# Weekly challenge 12/8 - 12/14  It’s Halftime!



## SquarePeg (Dec 7, 2018)

For this week’s challenge, show half of your subject.  You can use shadows, other objects, lighting, depth of field, angles, cropping etc to accomplish this.  Any subject(s) you like.  Be creative! 

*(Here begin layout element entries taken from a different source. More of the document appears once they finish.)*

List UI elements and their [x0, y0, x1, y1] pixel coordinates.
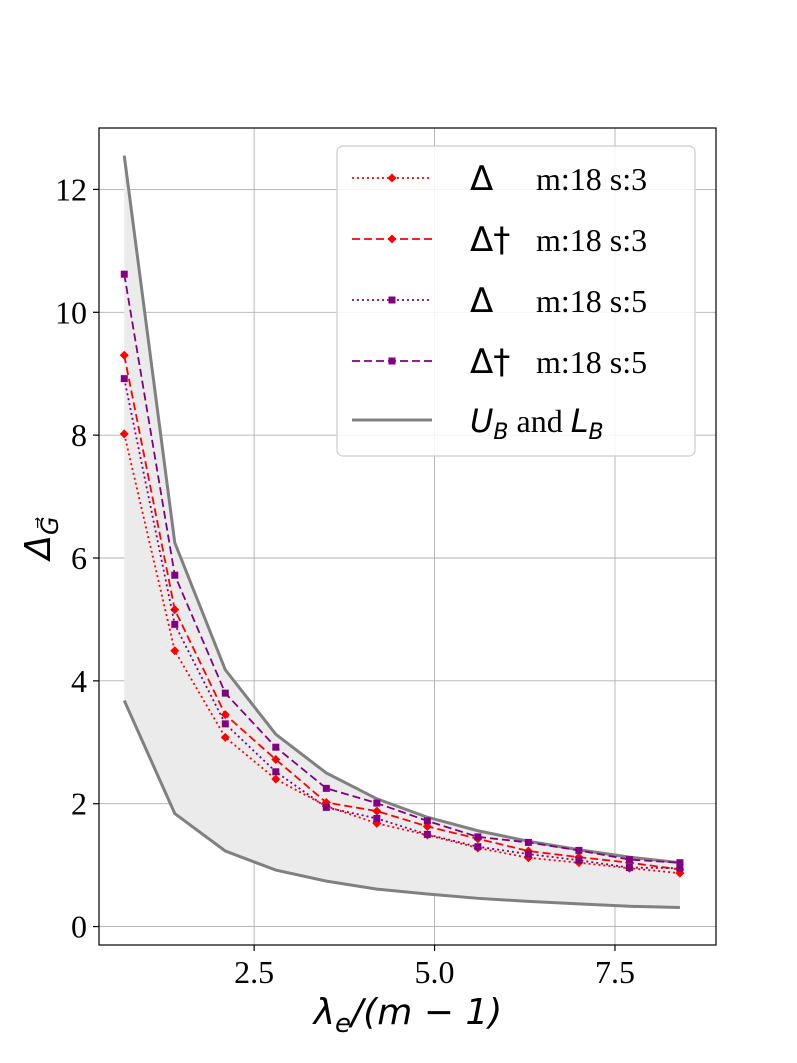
legend-marker [387, 173, 397, 183]
x-axis-title-lambda: λ [312, 992, 335, 1033]
data-point [170, 646, 180, 656]
series-group [119, 270, 685, 878]
data-point [524, 838, 532, 846]
data-point [272, 768, 280, 776]
series-4 [120, 270, 684, 867]
data-point [373, 814, 381, 822]
legend-symbol: Δ [470, 159, 493, 199]
data-point [676, 864, 684, 872]
legend-item-2: Δ† m:18 s:3 [352, 220, 647, 260]
y-axis-title-delta: Δ [18, 535, 59, 563]
data-point [271, 774, 281, 784]
axis-ticks: 2.5 5.0 7.5 0 2 4 6 8 10 12 [55, 171, 635, 990]
data-point [170, 605, 180, 615]
legend-marker [388, 296, 396, 304]
legend-marker [387, 234, 397, 244]
data-point [423, 830, 431, 838]
y-axis-title-sub: G⃗ [35, 516, 64, 535]
series-line [123, 378, 680, 870]
legend-marker [388, 357, 396, 365]
legend-label-part: B [493, 420, 508, 445]
legend-label-part: and [509, 403, 571, 439]
x-tick-label: 7.5 [595, 954, 635, 990]
y-tick-label: 0 [71, 909, 87, 945]
upper-bound-line [122, 155, 681, 865]
legend-symbol: Δ† [470, 220, 510, 260]
data-point [171, 620, 179, 628]
data-point [423, 817, 431, 825]
data-point [524, 850, 532, 858]
data-point [676, 859, 684, 867]
data-point [373, 799, 381, 807]
data-point [119, 429, 129, 439]
y-axis-title: ΔG⃗ [18, 516, 64, 562]
bound-band [122, 155, 681, 910]
legend-item-bounds: UB and LB [352, 402, 604, 445]
data-point [372, 806, 382, 816]
data-point [272, 743, 280, 751]
data-point [474, 843, 482, 851]
data-point [221, 689, 229, 697]
legend-label: m:18 s:5 [536, 344, 647, 380]
data-point [120, 270, 128, 278]
legend-label: m:18 s:3 [536, 222, 647, 258]
y-tick-label: 12 [55, 171, 87, 207]
x-axis-title-rest: /(m − 1) [348, 992, 502, 1033]
legend-label: m:18 s:3 [536, 161, 647, 197]
legend-label: UB and LB [470, 402, 604, 445]
data-point [171, 571, 179, 579]
legend-symbol: Δ [470, 281, 493, 321]
y-tick-label: 8 [71, 417, 87, 453]
series-line [123, 274, 680, 864]
y-tick-label: 6 [71, 540, 87, 576]
data-point [322, 784, 330, 792]
legend-label-part: B [589, 420, 604, 445]
data-point [221, 720, 229, 728]
data-point [474, 833, 482, 841]
lower-bound-line [122, 699, 680, 910]
legend-label-part: U [470, 402, 493, 440]
data-point [322, 803, 330, 811]
x-axis-title-sub: e [335, 1009, 351, 1039]
x-tick-label: 2.5 [234, 954, 274, 990]
x-axis-title: λe/(m − 1) [312, 992, 503, 1039]
plot-frame [98, 127, 717, 946]
legend-frame [336, 145, 696, 457]
data-point [271, 754, 281, 764]
legend-label-part: L [571, 402, 589, 440]
data-point [625, 856, 633, 864]
series-3 [120, 375, 684, 872]
y-tick-label: 2 [71, 786, 87, 822]
data-point [120, 375, 128, 383]
data-point [625, 864, 633, 872]
data-point [220, 710, 230, 720]
data-point [220, 732, 230, 742]
y-tick-label: 4 [71, 663, 87, 699]
x-tick-label: 5.0 [415, 954, 455, 990]
series-line [123, 433, 681, 875]
legend-item-4: Δ† m:18 s:5 [352, 342, 647, 382]
data-point [575, 846, 583, 854]
legend-symbol: Δ† [470, 342, 510, 382]
data-point [575, 856, 583, 864]
legend-label: m:18 s:5 [536, 283, 647, 319]
data-point [119, 350, 129, 360]
y-tick-label: 10 [55, 294, 87, 330]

As always, new photos only please.  Get out there and shoot!


----------



## Fujidave (Dec 8, 2018)

I look forward to this challenge


----------



## Fujidave (Dec 8, 2018)

After having a mooch today with the X100F, I had a very busy 5 minutes in the pub


----------



## Dean_Gretsch (Dec 8, 2018)

Aha. I see what you did there, but you can't do it again ( as it sits now anyway  ).


----------



## DennyN (Dec 8, 2018)

The directions said use one half cup.


----------



## Peeb (Dec 11, 2018)

Half way down...


----------



## Peeb (Dec 11, 2018)

Half awake...


----------



## Dean_Gretsch (Dec 12, 2018)

1745 Half Penny


----------



## photoflyer (Dec 12, 2018)

Walking home from the gym I saw this and it reminded me of the challenge.


----------



## photoflyer (Dec 12, 2018)

Fujidave said:


> After having a mooch today with the X100F, I had a very busy 5 minutes in the pub



Normally I see a glass as half full but when it is a pint it is, well, half empty.


----------